The US-India Pact Reveals the Dangers of Weaponised Commerce

By John Ferguson -
The US-India Pact Reveals the Dangers of Weaponised Commerce

John Ferguson argues that damage control is not the same as building long-term prosperity.

Last week's US-India trade agreement should be good news. It stops American shoppers from getting hit with more price increases and saves Indian exporters from crippling tariffs. But look closer and this eleventh-hour deal exposes something worrying: tariffs aren't used solely as economic tools anymore, but as functions of statecraft. When trade is weaponised, the fallout goes well beyond any single agreement between two countries.

The contrast in India's recent trade experiences exemplifies the two diverging paths for global commerce. One path is marked by reactive, coercive, and last-minute agreements aimed primarily at damage control. The alternative, and the one that mirrors the rules-based order we once relied upon, involves established processes of deliberation designed to foster mutual, long-term prosperity and predictability among all participants.

The latter is exemplified by the EU-India Free Trade Agreement. Concluded after years of negotiation, the agreement provides a stable framework built on predictable rules and mutual commitments. Companies on both sides can invest confidently, knowing the terms won't change with the political winds. Supply chains can be planned across decades, not dictated by headlines.

Meanwhile, the US-India arrangement offers no such certainty. It exemplifies a new reality where trade policy shifts overnight based on unilateral whim rather than multilateral processes. Indian manufacturers cannot reasonably build factories, train workers, or secure financing when the commercial environment might be upended at any moment. Economies cannot construct supply chains on shifting sand, yet that is precisely what today’s global trading order demands. 

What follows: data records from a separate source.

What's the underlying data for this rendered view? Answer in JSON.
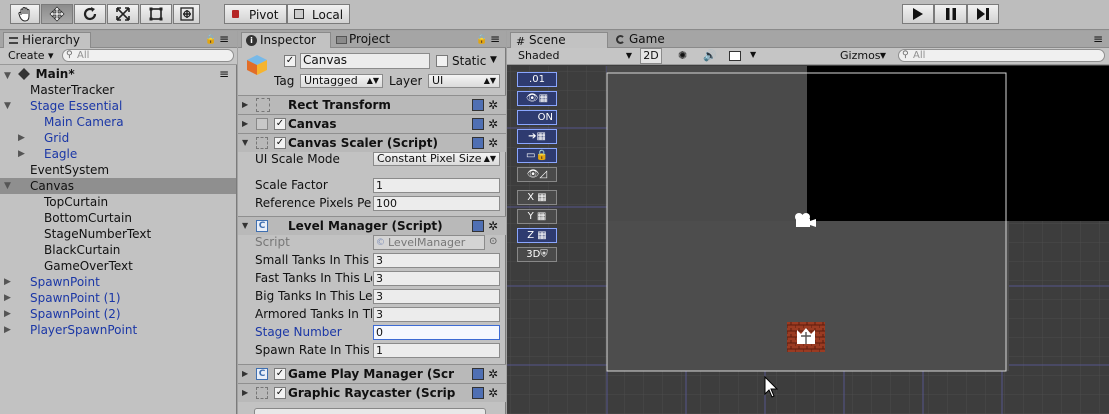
{
  "toolbar": {
    "tools": [
      {
        "name": "hand-tool-icon"
      },
      {
        "name": "move-tool-icon"
      },
      {
        "name": "rotate-tool-icon"
      },
      {
        "name": "scale-tool-icon"
      },
      {
        "name": "rect-tool-icon"
      },
      {
        "name": "transform-tool-icon"
      }
    ],
    "pivot_label": "Pivot",
    "local_label": "Local",
    "play_icon": "play-icon",
    "pause_icon": "pause-icon",
    "step_icon": "step-icon"
  },
  "hierarchy": {
    "tab_label": "Hierarchy",
    "create_label": "Create",
    "search_placeholder": "All",
    "scene_name": "Main*",
    "items": [
      {
        "label": "MasterTracker",
        "indent": 1,
        "blue": false,
        "arrow": ""
      },
      {
        "label": "Stage Essential",
        "indent": 1,
        "blue": true,
        "arrow": "▼"
      },
      {
        "label": "Main Camera",
        "indent": 2,
        "blue": true,
        "arrow": ""
      },
      {
        "label": "Grid",
        "indent": 2,
        "blue": true,
        "arrow": "▶"
      },
      {
        "label": "Eagle",
        "indent": 2,
        "blue": true,
        "arrow": "▶"
      },
      {
        "label": "EventSystem",
        "indent": 1,
        "blue": false,
        "arrow": ""
      },
      {
        "label": "Canvas",
        "indent": 1,
        "blue": false,
        "arrow": "▼",
        "selected": true
      },
      {
        "label": "TopCurtain",
        "indent": 2,
        "blue": false,
        "arrow": ""
      },
      {
        "label": "BottomCurtain",
        "indent": 2,
        "blue": false,
        "arrow": ""
      },
      {
        "label": "StageNumberText",
        "indent": 2,
        "blue": false,
        "arrow": ""
      },
      {
        "label": "BlackCurtain",
        "indent": 2,
        "blue": false,
        "arrow": ""
      },
      {
        "label": "GameOverText",
        "indent": 2,
        "blue": false,
        "arrow": ""
      },
      {
        "label": "SpawnPoint",
        "indent": 1,
        "blue": true,
        "arrow": "▶"
      },
      {
        "label": "SpawnPoint (1)",
        "indent": 1,
        "blue": true,
        "arrow": "▶"
      },
      {
        "label": "SpawnPoint (2)",
        "indent": 1,
        "blue": true,
        "arrow": "▶"
      },
      {
        "label": "PlayerSpawnPoint",
        "indent": 1,
        "blue": true,
        "arrow": "▶"
      }
    ]
  },
  "inspector": {
    "tab_label": "Inspector",
    "project_tab_label": "Project",
    "object_name": "Canvas",
    "static_label": "Static",
    "tag_label": "Tag",
    "tag_value": "Untagged",
    "layer_label": "Layer",
    "layer_value": "UI",
    "components": {
      "rect_transform": "Rect Transform",
      "canvas": "Canvas",
      "canvas_scaler": "Canvas Scaler (Script)",
      "level_manager": "Level Manager (Script)",
      "game_play_manager": "Game Play Manager (Scr",
      "graphic_raycaster": "Graphic Raycaster (Scrip"
    },
    "canvas_scaler": {
      "ui_scale_mode_label": "UI Scale Mode",
      "ui_scale_mode_value": "Constant Pixel Size",
      "scale_factor_label": "Scale Factor",
      "scale_factor_value": "1",
      "ref_ppu_label": "Reference Pixels Per",
      "ref_ppu_value": "100"
    },
    "level_manager": {
      "script_label": "Script",
      "script_value": "LevelManager",
      "fields": [
        {
          "label": "Small Tanks In This",
          "value": "3"
        },
        {
          "label": "Fast Tanks In This Le",
          "value": "3"
        },
        {
          "label": "Big Tanks In This Le",
          "value": "3"
        },
        {
          "label": "Armored Tanks In Tl",
          "value": "3"
        },
        {
          "label": "Stage Number",
          "value": "0"
        },
        {
          "label": "Spawn Rate In This I",
          "value": "1"
        }
      ]
    }
  },
  "scene": {
    "scene_tab_label": "Scene",
    "game_tab_label": "Game",
    "shading_value": "Shaded",
    "mode_2d_label": "2D",
    "gizmos_label": "Gizmos",
    "search_placeholder": "All",
    "overlay_buttons": [
      ".01",
      "",
      "ON",
      "",
      "",
      "",
      "X",
      "Y",
      "Z",
      "3D"
    ]
  }
}
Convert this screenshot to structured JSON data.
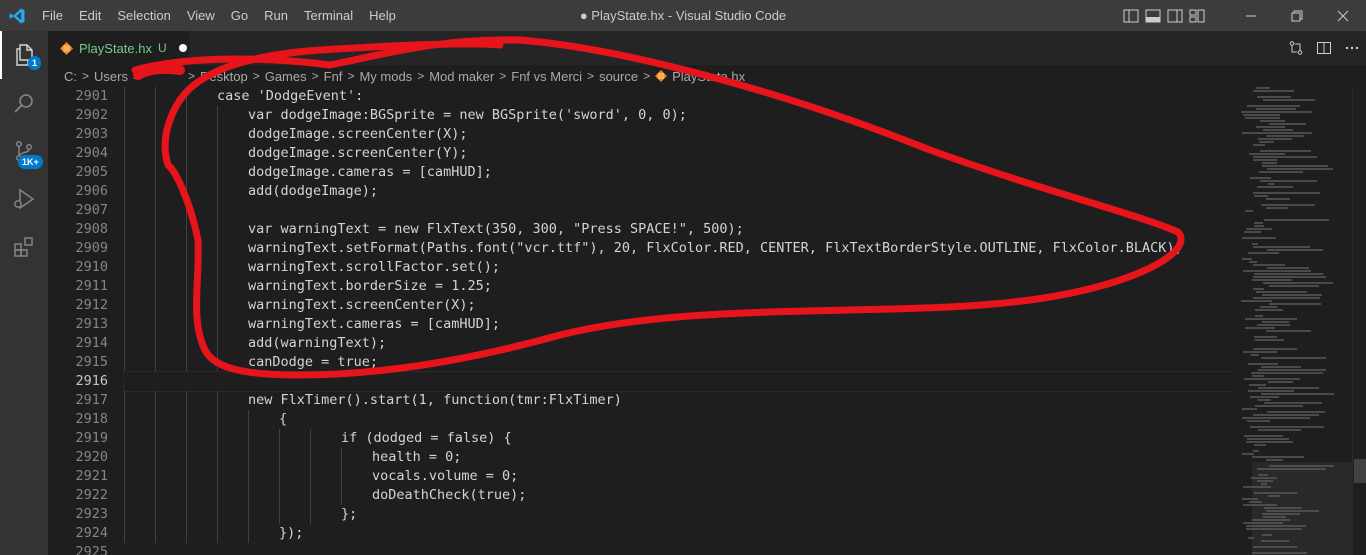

The weaponisation and fragmentation of trade

This weaponisation of tariffs represents a fundamental departure from the post-war trading system. The data tells a stark story: while trade-liberalising measures more than doubled between 2018 and 2025, protectionist policies tripled over the same period, according to data from Global Trade Alert. Tariffs, sanctions, export controls and subsidies are now routinely deployed for political ends (both for domestic and international reasons). Trade diplomacy is giving way to rivalry, and commerce has become statecraft. What once meant efficiency and openness now signals risk, protection and power.

The economic costs of fragmentation are already clear. Economist Impact’s research suggests that rapid escalation in financial fragmentation could reduce global GDP by almost 6% by 2030 and eliminate nearly 280 million jobs. These projections represent the real erosion of economic opportunity that hurts citizens most of all. Consumers face unpredictable prices, and the poorest households bear the brunt.

Meanwhile, the World Trade Organisation faces gridlock. Its dispute-settlement mechanism lies idle. Countries are responding by striking bilateral and minilateral deals, but these splinter the system further, creating a trading order that is messy, uncertain and politicised.

More concerning is what this weaponisation signals about broader geopolitical trends. 

When trade becomes primarily a coercive tool rather than a framework for mutual benefit, it reflects a worldview where international relations are purely zero-sum contests. Large firms, cushioned by scale and political access, can better weather this turbulence. They can shift production and lobby for exemptions—advantages that smaller rivals lack. This creates a two-tier system where market power primarily determines commercial success.

Rebuilding trust and recommitting to stability and predictability

Rebuilding trust in the global trading system is urgent. This doesn't mean accepting the status quo or abandoning legitimate concerns about strategic resilience, labour standards, or climate action. It means addressing those concerns through transparent mechanisms and binding agreements rather than through threats. The foundation must remain rules-based, but those rules need updating for a modern era shaped by digital trade, artificial intelligence, and climate pressures. By generating evidence-based insights and convening stakeholders, our new multi-year research and insights initiative, the Future of Trade, endeavours to chart a new roadmap for a new global trading order fit for the challenges and opportunities of today and tomorrow. 

What the global economy desperately needs is a return to stable, predictable trade, where commerce isn't subject to unexpected upheavals, coercion and weaponisation. The US-India deal may have prevented immediate damage, but damage control is not the same as building long-term prosperity. 

Until major economies recommit to open markets and transparent rules fit for this new era, global commerce will remain subject to weaponised tariffs and fragmented and reactive deals. That uncertainty carries costs: foregone investment, reduced innovation, and missed opportunities for shared growth. These are costs that no hastily arranged deal can fully offset.

 

 

John Ferguson, head of the Future of Trade initiative at Economist Impact.